Chapter 20: The Apex of Global Empire Building- Vocab Flashcards
Berlin West Africa Conference
Meeting organized by German chancellor Otto von Bismarck in 1884–1885 that provided the justification for European colonization of Africa.
Cecil John Rhodes
An English man who built a massive fortune by exploiting African laborers to mine for diamonds in southern Africa. He advocated for the extension of British rule to the rest of the world.
Direct Rule
A style of colonial rule typical of French colonies with administrative districts headed by European personnel.
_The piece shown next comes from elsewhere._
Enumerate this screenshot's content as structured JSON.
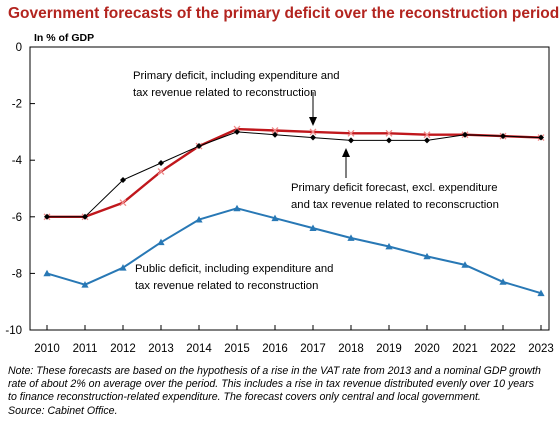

It aimed to remove strong kinds/leaders, keep the populations in check, and engage in a “civilizing mission.” Difficulties were personnel shortages, limited communication, and limited cultural understanding.
East India Company
British joint-stock company that grew to be a state within a state in India; it possessed its own armed forces.
Emilio Aguinaldo
1869–1964 C.E. Filipino revolutionary who declared independence from Spain and then fought against the United States during its war of occupation.
Great Game
Nineteenth-century competition between Great Britain and Russia for the control of central Asia.
Indentured Labor
A trade of indentured laborers starting in the 1820s when French and British colonial officials sent Indian migrants to work on sugar plantations on Indian Ocean islands, Malaya, South Africa, and Pacific islands.
Indian National Congress
A forum for educated Indians to communicate their views on public affairs to colonial officials formed in 1885. Representatives aired grievances about poverty, wealth transfer, harmful trade and tariff policies, relief programs, racism, etc.
Indirect rule
A style of colonial ruling typical to British colonies promoted by Frederick D Lugard, where indigenous institutions gave moral and financial advantages of exercising control. This rule worked in regions where there was already organized states, but sometimes it wasn’t effective.
Khoikhoi
South African people referred to pejoratively as the Hottentots by Europeans.
Leopold II
The King of Belgium who wanted to gain a role in world affairs by acquiring colonies like Britain and France did. In the 1870s, he hired Henry Morton Stanley to develop commercial ventures and establish the Congo Free State.
Lili’uokalani
1838–1917 C.E. The first and only queen of Hawaii, and the last Hawaiian sovereign to rule the islands prior to Hawai’i’s annexation by the United States in 1898.
Maori
Indigenous people of New Zealand.
Mission civilsatrice
The “civilizing mission” of French Imperialists; ideas like European style legal systems, modes of dress, gender relations, market consumerism, etc. that was justification for their expansion into Africa and Asia.
Monroe Doctrine
American doctrine issued in 1823 during the presidency of James Monroe that warned Europeans to keep their hands off Latin America and that expressed growing American imperialistic views regarding Latin America.
Omdurman
A battle in 1891 where a large British army engaged a Sudanese force seeking to expel the British from omdurman near Khartoum. In 5 hours of fighting, the British lost a few hundred men and their guns and gunboats killed 20,000 Sudanese.
The Origin of Species
A book by Charles Darwin in 1859 that argued that all living species had evolved over thousands of years in a ferocious contest for survival.
Panama Canal
A canal built from 1904 to 1914 that facilitated the building and maintenance of empires by enabling naval vessels to travel more rapidly on oceans and lowered the costs of trade between imperial powers and subject lands.
Ram Mohan Roy
1772–1833 C.E. Bengali intellectual who sought to harmonize aspects of European society with those of Indian society with the goal of reforming India along progressive lines.
Roosevelt Corollary
A proposition added by Teddy Roosevelt to the Monroe Doctrine in 1904. It exerted the US right to intervene in nations in the Western Hemisphere if they couldn’t maintain the security necessary to protect Us investments.
Russo-Japanese War
A war in 1904 between Japan and Russia over territorial ambitions in the Liaodong peninsule in China, Korea, and Manchuria. By 1905, Japan had won the war along with international recognition of its colonial authority.
Scientific Racism
Nineteenth-century attempt to justify racism by scientific means; an example would be Gobineau’s Essay on the Inequality of the Human Races.
Scramble for Africa
Period between about 1875 and 1900 in which European powers sought to colonize as much of the African continent as possible.
South African War
A conflict in 1899 where Britons and Afrikaners fought over the right to control the land and resources of the Orange Free State and the Transvall. It was expensive and brutal, and the British prevailed at a high cost and had to resort to imprisoning Afrikaner women and children.